Difícil de entender. Fácil de herir.

Vivien sintió que se le oprimía el corazón. Había momentos en que el dolor que llevaba dentro como un coágulo de sangre invadía todo su ser. Era pena por todo lo que había pasado, remordimiento por todo lo que podría pasar y que la suerte había querido que aún no pasara. Era una risotada de burla por esos instantes en que, como ser humano que era, se había encontrado pensando que la vida era bella. Por los sueños de todos, transformados en tierra de nadie.
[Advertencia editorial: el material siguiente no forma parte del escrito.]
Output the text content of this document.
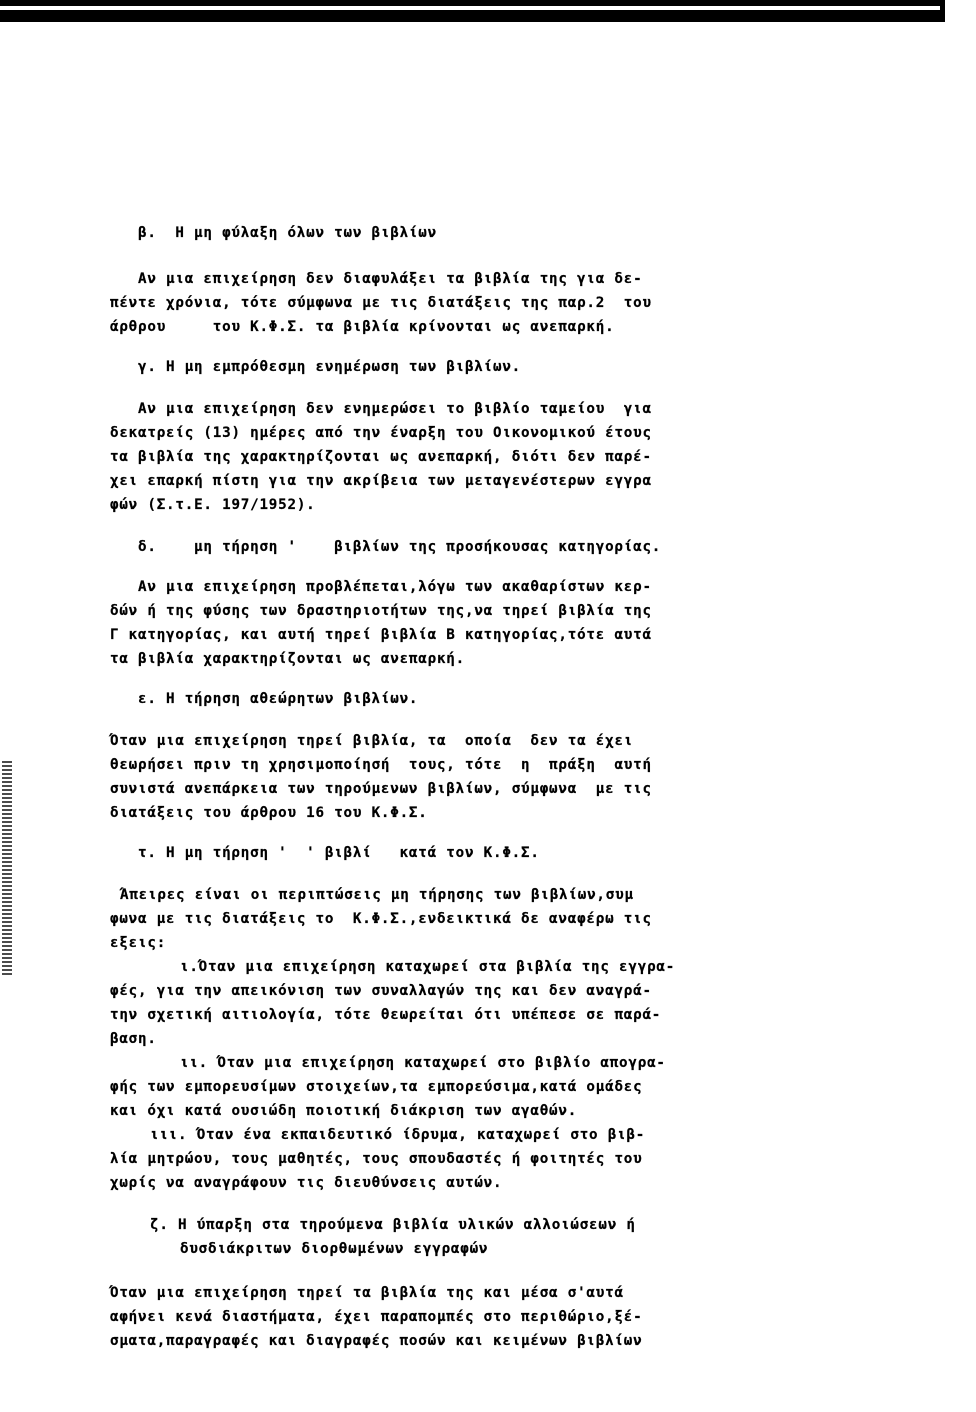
β.  Η μη φύλαξη όλων των βιβλίων
Αν μια επιχείρηση δεν διαφυλάξει τα βιβλία της για δε-
πέντε χρόνια, τότε σύμφωνα με τις διατάξεις της παρ.2  του
άρθρου     του Κ.Φ.Σ. τα βιβλία κρίνονται ως ανεπαρκή.
γ. Η μη εμπρόθεσμη ενημέρωση των βιβλίων.
Αν μια επιχείρηση δεν ενημερώσει το βιβλίο ταμείου  για
δεκατρείς (13) ημέρες από την έναρξη του Οικονομικού έτους
τα βιβλία της χαρακτηρίζονται ως ανεπαρκή, διότι δεν παρέ-
χει επαρκή πίστη για την ακρίβεια των μεταγενέστερων εγγρα
φών (Σ.τ.Ε. 197/1952).
δ.    μη τήρηση '    βιβλίων της προσήκουσας κατηγορίας.
Αν μια επιχείρηση προβλέπεται,λόγω των ακαθαρίστων κερ-
δών ή της φύσης των δραστηριοτήτων της,να τηρεί βιβλία της
Γ κατηγορίας, και αυτή τηρεί βιβλία Β κατηγορίας,τότε αυτά
τα βιβλία χαρακτηρίζονται ως ανεπαρκή.
ε. Η τήρηση αθεώρητων βιβλίων.
Όταν μια επιχείρηση τηρεί βιβλία, τα  οποία  δεν τα έχει
θεωρήσει πριν τη χρησιμοποίησή  τους, τότε  η  πράξη  αυτή
συνιστά ανεπάρκεια των τηρούμενων βιβλίων, σύμφωνα  με τις
διατάξεις του άρθρου 16 του Κ.Φ.Σ.
τ. Η μη τήρηση '  ' βιβλί   κατά τον Κ.Φ.Σ.
Άπειρες είναι οι περιπτώσεις μη τήρησης των βιβλίων,συμ
φωνα με τις διατάξεις το  Κ.Φ.Σ.,ενδεικτικά δε αναφέρω τις
εξεις:
ι.Όταν μια επιχείρηση καταχωρεί στα βιβλία της εγγρα-
φές, για την απεικόνιση των συναλλαγών της και δεν αναγρά-
την σχετική αιτιολογία, τότε θεωρείται ότι υπέπεσε σε παρά-
βαση.
ιι. Όταν μια επιχείρηση καταχωρεί στο βιβλίο απογρα-
φής των εμπορευσίμων στοιχείων,τα εμπορεύσιμα,κατά ομάδες
και όχι κατά ουσιώδη ποιοτική διάκριση των αγαθών.
ιιι. Όταν ένα εκπαιδευτικό ίδρυμα, καταχωρεί στο βιβ-
λία μητρώου, τους μαθητές, τους σπουδαστές ή φοιτητές του
χωρίς να αναγράφουν τις διευθύνσεις αυτών.
ζ. Η ύπαρξη στα τηρούμενα βιβλία υλικών αλλοιώσεων ή
δυσδιάκριτων διορθωμένων εγγραφών
Όταν μια επιχείρηση τηρεί τα βιβλία της και μέσα σ'αυτά
αφήνει κενά διαστήματα, έχει παραπομπές στο περιθώριο,ξέ-
σματα,παραγραφές και διαγραφές ποσών και κειμένων βιβλίων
A pesar de todo le dedicó una sonrisa a su sobrina.

Apoyada en el sentido común, no podía permitir que todo lo perdido entrara, como una larga ola, y arrastrara todo lo que aún podía recuperarse. Y también se llevara las cosas que podían construirse en el cupo de futuro que todavía le esperaba. No siempre el tiempo curaba todas las heridas. A Vivien le bastaba con que no le produjese otras. Del resto, y en lo que podía, se ocuparía ella. No para ponerle una mordaza al sentimiento de culpa que arrastraba, sino para impedir que Sundance dejase demasiado espacio al suyo.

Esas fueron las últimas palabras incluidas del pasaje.